Moreover, there are currently no plans to publish acts laying down the specific criteria to be met for the release of suspended funds and the acts subsequently releasing the funds. This directly contradicts the principle of openness contained in Articles 10(3) TEU and 15(1) TFEU. It also prevents civil society from serving its watchdog function. Without access to their content, it is impossible to assess whether the Commission has translated abstract requirements into sufficiently concrete and measurable obligations that are subsequently fulfilled by the Member State. Transparency strengthens indirect accountability by enabling civil society to provide vital inputs and insights to actors who can hold the Commission accountable. I refer here in particular to the European Parliament in its ability to legally challenge such decisions, but also to the European Ombudsperson.

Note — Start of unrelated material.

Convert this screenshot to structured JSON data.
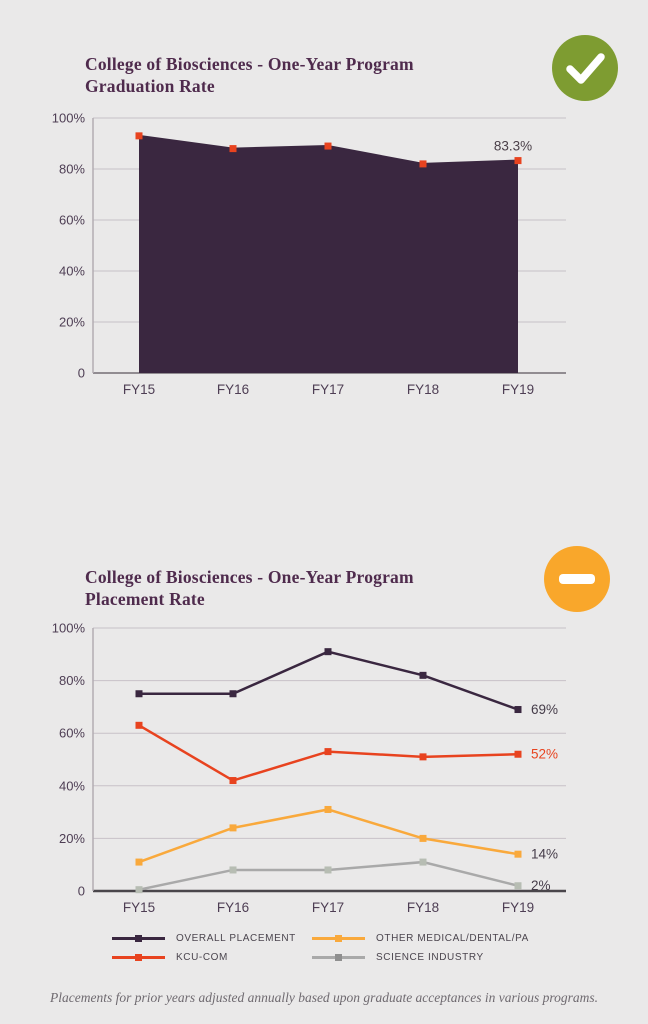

For transparency to fulfil its intended purpose, it must also be ensured that the Commission provides duly justified reasons for its decisions. While this obligation is implied by the budgetary framework, as noted by the Advocate General, it would benefit from explicit codification in the NRPP Regulation. Indeed, reason-giving is an indispensable complement to publication. Mere disclosure without explanation of how each benchmark has been assessed cannot meaningfully constrain discretion.
Conclusion
The strength of the NRPP’s conditionality architecture is fundamentally dependent on the limits placed on Commission discretion and on the incorporation of accountability mechanisms. The NRPP Regulation should require full compliance with pre-established benchmarks, extend horizontal obligations to the Commission, and embed robust requirements of transparency, the duty to give reasons, and publication. This would ensure a governance model that is itself grounded in rule of law principles and would simultaneously reinforce the EU’s commitment to its values.